Unilateral Calf Raises
2x20 then drop

Today I realized I need to take my time benching. A good 1-2 count between every rep or two. Hammering out reps I get loose and things get funky. Locked in and I'm good to go. Might kill my rep strength a little, but remaining healthy is more important.

Stay strong AM.
 
Only other way to stay in the groove while pumping mad reps is to go up to soft ******* like an Eric Spoto or Matt Disbrow would. I know them feels, I like to wait between reps on lower reps and just started soft locking recently in higher reps.
 
Only other way to stay in the groove while pumping mad reps is to go up to soft ******* like an Eric Spoto or Matt Disbrow would.

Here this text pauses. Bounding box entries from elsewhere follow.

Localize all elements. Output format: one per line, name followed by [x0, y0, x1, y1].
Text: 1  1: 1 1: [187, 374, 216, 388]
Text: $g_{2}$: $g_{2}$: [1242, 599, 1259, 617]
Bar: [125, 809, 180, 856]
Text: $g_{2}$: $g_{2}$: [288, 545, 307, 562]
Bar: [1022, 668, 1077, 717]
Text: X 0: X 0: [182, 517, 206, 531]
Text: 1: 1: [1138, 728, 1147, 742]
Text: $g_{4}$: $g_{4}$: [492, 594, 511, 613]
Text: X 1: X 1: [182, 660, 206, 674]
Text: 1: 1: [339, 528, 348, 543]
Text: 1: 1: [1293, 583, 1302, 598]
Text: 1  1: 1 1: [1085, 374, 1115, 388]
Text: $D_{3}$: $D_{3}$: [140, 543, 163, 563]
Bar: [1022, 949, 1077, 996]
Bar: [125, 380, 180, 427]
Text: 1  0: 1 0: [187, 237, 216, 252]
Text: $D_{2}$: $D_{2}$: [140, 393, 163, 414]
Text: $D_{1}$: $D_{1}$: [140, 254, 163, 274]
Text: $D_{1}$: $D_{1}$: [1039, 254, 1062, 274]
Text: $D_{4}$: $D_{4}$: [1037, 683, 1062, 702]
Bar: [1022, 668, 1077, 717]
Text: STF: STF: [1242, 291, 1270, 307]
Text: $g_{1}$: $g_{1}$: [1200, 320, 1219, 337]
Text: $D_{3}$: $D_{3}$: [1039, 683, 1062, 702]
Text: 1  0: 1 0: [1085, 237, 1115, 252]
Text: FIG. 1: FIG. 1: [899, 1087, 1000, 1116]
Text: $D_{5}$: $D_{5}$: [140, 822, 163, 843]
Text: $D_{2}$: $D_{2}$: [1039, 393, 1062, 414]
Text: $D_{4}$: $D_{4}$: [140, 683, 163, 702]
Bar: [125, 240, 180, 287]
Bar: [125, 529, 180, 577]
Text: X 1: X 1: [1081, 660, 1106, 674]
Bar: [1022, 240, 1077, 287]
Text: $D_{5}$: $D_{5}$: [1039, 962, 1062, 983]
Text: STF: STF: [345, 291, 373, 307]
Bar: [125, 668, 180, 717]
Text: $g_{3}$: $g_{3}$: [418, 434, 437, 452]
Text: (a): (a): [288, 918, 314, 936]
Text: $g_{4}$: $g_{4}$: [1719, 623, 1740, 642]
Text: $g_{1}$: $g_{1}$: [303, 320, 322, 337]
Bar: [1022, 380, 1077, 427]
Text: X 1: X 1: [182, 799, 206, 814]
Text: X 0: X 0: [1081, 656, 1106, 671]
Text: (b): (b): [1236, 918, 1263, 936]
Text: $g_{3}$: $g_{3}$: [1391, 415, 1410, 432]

I know them feels, I like to wait between reps on lower reps and just started soft locking recently in higher reps.

I've tried that soft löckout business and I still misgroove it unless it's a weight I can hit for like 15 reps. Guess I suck lol
 
I've tried that soft löckout business and I still misgroove it unless it's a weight I can hit for like 15 reps. Guess I suck lol

You'll figure it out. Depends on where you start your press vs where you end it, too.
 
I feel you there with the *******. Same thing I kinda did today, didn't fully lock my first rep and made the second that much harder, took a second before my third and got it pretty good.